M&S to cut 7,000 jobs as Covid-19 hammers retail sales

By

Sharecast News | 18 Aug, 2020

Updated : 14:56

Marks & Spencer said it was cutting 7,000 jobs in the next three months as it responded to plunging retail sales caused by the coronavirus pandemic and ensuing shuttering of its stores during lockdown.

The High Street food and fashion retailer on Tuesday said it was in a “multi-level consultation programme” to axe roles in its central support centre, regional management, and in UK stores, “reflecting the fact that the change has been felt throughout the business”.

M&S last month announced it would axe 950 jobs in a reorganisation of store management.

In-stores sales for the last eight weeks were down 47.9% year on year, with online sales strongly higher, up 39.2%, leaving total sales 29.9% lower and total revenues 10% lower in the last two months.

“We expect a significant proportion will be through voluntary departures and early retirement,” the company said.

“The cost of the programme including redundancies will be reflected in a significant adjusting item to be included in the group's half-year results. The streamlining programme is an important step in delivering on our cost savings programme and ensuring we emerge from the crisis with a lower cost base and a stronger more resilient business.”

M&S said online clothing & home sales representing 41% of total revenue within the unit as it added 1.9m new customers.

“There has been a substantial change in delivery mix, with around 68% of orders delivered to home, compared with 29% the previous year. Growth has been enabled by a robust performance from our Castle Donington distribution centre, where the group has invested in substantial additional capacity."

Hargreaves Lansdown analyst Sophie Lund-Yeates said the company had realised it needed to act if it wanted to secure the longevity of the business.

"Coronavirus has exacerbated existing fault lines – namely that shopping habits have changed and M&S has been slow off the mark meeting those shifting demand patterns. An added blow from the current crisis is that the type of clothes we’re after has changed too, and not in M&S’ favour. Consumers are more interested in leggings than a new office outfit these days," she said.

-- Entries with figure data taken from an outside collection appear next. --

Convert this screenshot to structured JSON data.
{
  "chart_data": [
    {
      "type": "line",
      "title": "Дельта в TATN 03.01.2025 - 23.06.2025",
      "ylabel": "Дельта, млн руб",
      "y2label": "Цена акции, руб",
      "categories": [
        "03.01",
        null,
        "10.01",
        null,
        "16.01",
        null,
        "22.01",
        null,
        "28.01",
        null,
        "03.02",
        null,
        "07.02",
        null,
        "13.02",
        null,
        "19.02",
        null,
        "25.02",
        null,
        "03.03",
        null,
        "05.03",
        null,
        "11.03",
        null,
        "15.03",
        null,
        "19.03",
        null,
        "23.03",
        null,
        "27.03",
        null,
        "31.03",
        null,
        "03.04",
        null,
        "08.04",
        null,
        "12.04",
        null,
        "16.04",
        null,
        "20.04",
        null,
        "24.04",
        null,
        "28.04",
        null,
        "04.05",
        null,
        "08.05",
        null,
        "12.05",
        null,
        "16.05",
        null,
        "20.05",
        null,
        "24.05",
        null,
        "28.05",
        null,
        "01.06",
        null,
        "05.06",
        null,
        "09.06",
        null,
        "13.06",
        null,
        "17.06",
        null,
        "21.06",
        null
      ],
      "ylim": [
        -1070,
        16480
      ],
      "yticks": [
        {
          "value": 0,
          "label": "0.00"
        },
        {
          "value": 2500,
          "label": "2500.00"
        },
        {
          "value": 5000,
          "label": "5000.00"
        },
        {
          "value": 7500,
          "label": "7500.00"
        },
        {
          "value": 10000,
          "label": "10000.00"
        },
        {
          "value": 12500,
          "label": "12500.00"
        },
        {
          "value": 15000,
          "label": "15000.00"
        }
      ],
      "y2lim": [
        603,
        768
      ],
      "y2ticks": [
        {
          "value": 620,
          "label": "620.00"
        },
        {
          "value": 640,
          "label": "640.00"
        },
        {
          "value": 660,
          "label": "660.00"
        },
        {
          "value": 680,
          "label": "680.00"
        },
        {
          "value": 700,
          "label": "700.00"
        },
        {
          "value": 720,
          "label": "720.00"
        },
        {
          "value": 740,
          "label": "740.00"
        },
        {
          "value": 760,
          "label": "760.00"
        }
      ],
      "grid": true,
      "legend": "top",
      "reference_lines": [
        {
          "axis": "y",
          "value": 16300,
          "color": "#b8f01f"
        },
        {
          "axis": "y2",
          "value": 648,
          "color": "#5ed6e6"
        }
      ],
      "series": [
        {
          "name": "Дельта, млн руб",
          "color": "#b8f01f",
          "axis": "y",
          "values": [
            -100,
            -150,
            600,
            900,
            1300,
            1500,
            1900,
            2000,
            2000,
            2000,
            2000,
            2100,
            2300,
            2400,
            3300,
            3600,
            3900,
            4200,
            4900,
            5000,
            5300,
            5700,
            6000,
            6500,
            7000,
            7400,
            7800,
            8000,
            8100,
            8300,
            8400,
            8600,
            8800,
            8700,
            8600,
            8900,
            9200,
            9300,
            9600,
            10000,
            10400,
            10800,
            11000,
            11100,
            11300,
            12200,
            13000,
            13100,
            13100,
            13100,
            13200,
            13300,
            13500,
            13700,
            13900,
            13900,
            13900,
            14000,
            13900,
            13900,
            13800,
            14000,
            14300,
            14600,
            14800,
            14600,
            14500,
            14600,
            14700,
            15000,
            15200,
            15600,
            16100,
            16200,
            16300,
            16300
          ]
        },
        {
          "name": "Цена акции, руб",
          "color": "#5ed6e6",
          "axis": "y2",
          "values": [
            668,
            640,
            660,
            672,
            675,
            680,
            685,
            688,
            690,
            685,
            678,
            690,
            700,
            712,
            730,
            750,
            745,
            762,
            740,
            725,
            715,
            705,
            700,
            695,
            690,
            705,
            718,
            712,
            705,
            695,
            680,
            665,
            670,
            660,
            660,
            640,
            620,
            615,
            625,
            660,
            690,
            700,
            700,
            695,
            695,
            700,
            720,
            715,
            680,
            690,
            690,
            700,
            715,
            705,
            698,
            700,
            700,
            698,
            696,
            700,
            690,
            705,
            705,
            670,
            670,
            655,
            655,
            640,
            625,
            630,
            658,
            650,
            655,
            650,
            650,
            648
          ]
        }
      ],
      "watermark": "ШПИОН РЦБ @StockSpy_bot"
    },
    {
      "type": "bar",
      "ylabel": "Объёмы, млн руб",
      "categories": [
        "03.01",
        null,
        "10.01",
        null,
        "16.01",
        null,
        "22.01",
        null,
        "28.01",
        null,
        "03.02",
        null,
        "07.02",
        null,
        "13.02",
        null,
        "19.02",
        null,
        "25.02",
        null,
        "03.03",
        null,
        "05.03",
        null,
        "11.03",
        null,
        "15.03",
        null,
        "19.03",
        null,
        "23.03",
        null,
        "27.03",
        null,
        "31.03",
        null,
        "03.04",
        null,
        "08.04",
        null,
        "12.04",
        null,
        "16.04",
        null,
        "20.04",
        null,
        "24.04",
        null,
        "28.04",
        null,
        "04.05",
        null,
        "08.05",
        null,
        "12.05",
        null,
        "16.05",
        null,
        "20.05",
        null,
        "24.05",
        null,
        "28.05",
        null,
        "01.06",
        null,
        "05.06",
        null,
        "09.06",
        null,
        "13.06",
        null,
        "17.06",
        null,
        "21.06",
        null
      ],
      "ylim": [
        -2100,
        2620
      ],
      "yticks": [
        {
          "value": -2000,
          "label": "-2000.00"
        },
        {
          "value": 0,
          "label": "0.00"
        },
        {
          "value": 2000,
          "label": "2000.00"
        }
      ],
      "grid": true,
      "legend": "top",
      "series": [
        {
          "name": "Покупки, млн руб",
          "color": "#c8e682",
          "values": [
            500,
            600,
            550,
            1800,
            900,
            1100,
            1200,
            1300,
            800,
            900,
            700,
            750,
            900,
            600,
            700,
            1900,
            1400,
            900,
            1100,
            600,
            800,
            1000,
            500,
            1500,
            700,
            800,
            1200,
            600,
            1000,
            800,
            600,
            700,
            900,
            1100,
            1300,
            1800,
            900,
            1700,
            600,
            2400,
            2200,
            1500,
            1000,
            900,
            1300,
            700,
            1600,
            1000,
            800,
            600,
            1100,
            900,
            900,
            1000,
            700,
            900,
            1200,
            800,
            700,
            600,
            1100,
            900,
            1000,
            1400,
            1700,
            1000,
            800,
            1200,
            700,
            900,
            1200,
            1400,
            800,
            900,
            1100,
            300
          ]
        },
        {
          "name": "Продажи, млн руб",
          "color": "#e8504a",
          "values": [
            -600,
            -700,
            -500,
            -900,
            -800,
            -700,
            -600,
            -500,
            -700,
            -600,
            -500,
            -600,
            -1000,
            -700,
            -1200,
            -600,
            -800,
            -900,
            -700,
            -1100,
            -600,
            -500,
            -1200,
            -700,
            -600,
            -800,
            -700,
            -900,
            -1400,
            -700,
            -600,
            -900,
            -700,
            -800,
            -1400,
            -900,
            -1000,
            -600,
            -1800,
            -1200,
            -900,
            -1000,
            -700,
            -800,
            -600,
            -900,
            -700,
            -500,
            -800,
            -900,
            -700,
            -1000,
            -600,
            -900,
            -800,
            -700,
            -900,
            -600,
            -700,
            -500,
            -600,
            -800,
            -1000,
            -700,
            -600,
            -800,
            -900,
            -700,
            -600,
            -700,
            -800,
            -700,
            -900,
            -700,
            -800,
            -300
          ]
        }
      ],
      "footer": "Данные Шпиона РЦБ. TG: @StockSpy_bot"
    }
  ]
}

"It stands to reason that having colleagues that are able to switch between the clothing floor and food halls will be good news for efficiency. This isn’t the group’s first attempt at a strategic turnaround though, and the pressure’s on to make sure this time around the restructuring provides some long-term energy to both the top and bottom line."

House broker Shore Capital said M&S was "pressing on with difficult decisions around demonstrably necessary change, to make it a survivor of this crisis, one with a better culture, streamlined structures, better capabilities in-store and online and so the grounds to be more confident of earnings rebuild from the 2021 nadir".

"Indeed, we see more responsibility in seeking to guide the shape of pre-tax profit and earnings per share from full year 2022-25 than the fog of 2021. In these respects, therefore, such difficult decisions from M&S are necessary and improve the chances of sustaining still high employment levels, economic activity, positive operational gearing and free cash flow generation in time.